Dual Currency Returns

  1. By buying Dual Currency Returns, you are giving us the right to repay you at a future date in a different currency from the currency in which you made your original investment, even if you would prefer not to be paid in this currency at that time. Dual Currency Returns are affected by foreign exchange rates, which may affect how much you get back from your investment. You may receive less than you originally invested.
  2. Foreign exchange control restrictions may apply to the foreign currencies linked to your Dual Currency Returns. As a result, we may repay your investment and interest in a different currency. You may receive less than you originally invested when the amount of this different currency is converted back to the base currency (the currency you originally invested). You may be able to get information on foreign exchange control restrictions, if any, for each foreign currency offered in relation to Dual Currency Returns, from the relevant monetary, regulatory or other governmental authorities for that currency.
  3. We will not end Dual Currency Returns before the maturity date (the date they are due to end). You may, however, withdraw the amount you originally invested before the maturity date. If you do this, please remember that you will have to pay any charges that apply which are calculated based on the amount of the time remaining before maturity date, as well as current market conditions relating to strike prices, foreign exchange rates and changes in the underlying foreign exchange pair. These charges may mean that you get back much less than you originally invested. Please feel free to approach your relationship manager for details of the procedures and charges that apply if you withdraw your Dual Currency Returns investment before the maturity date.
  4. Dual Currency Returns are not insured deposits for the purposes of the Deposit Insurance and Policy Owners’ Protection Schemes Act of Singapore.

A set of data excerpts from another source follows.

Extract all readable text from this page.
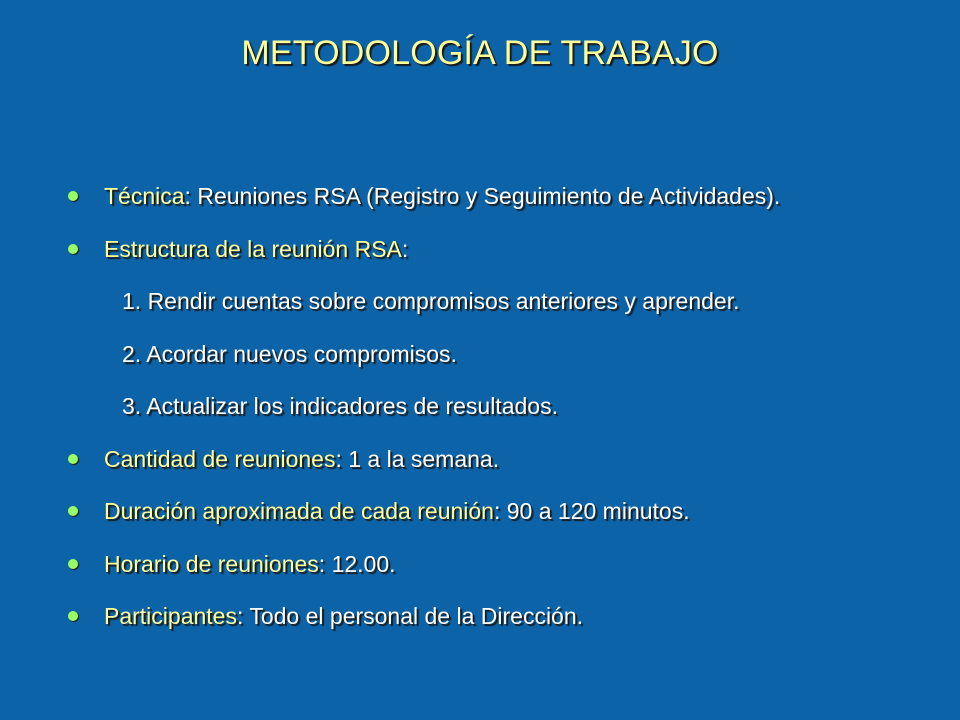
METODOLOGÍA DE TRABAJO
Técnica: Reuniones RSA (Registro y Seguimiento de Actividades).
Estructura de la reunión RSA:
1. Rendir cuentas sobre compromisos anteriores y aprender.
2. Acordar nuevos compromisos.
3. Actualizar los indicadores de resultados.
Cantidad de reuniones: 1 a la semana.
Duración aproximada de cada reunión: 90 a 120 minutos.
Horario de reuniones: 12.00.
Participantes: Todo el personal de la Dirección.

Collective Investment Schemes

  1. A copy of the prospectus of each fund is available and may be obtained from the fund manager or any of its approved distributors. Potential investors should read the prospectus for details on the relevant fund before deciding whether to subscribe for, or purchase units in the fund.
  2. The value of the units in the funds and the income accruing to the units, if any, may fall or rise. Please refer to the prospectus of the relevant fund for the name of the fund manager and the investment objectives of the fund.
  3. Investment involves risks. Past performance figures do not reflect future performance.
  4. Any reference to a company, financial product or asset class is used for illustrative purposes and does not represent our recommendation in any way.

For funds that are listed on an approved exchange, investors cannot redeem their units of those funds with the manager, or may only redeem units with the manager under certain specified conditions. The listing of the units of those funds on any approved exchange does not guarantee a liquid market for the units.

Any indicative distribution rate may not be achieved and is not an indication, forecast, or projection of the future performance of the Fund.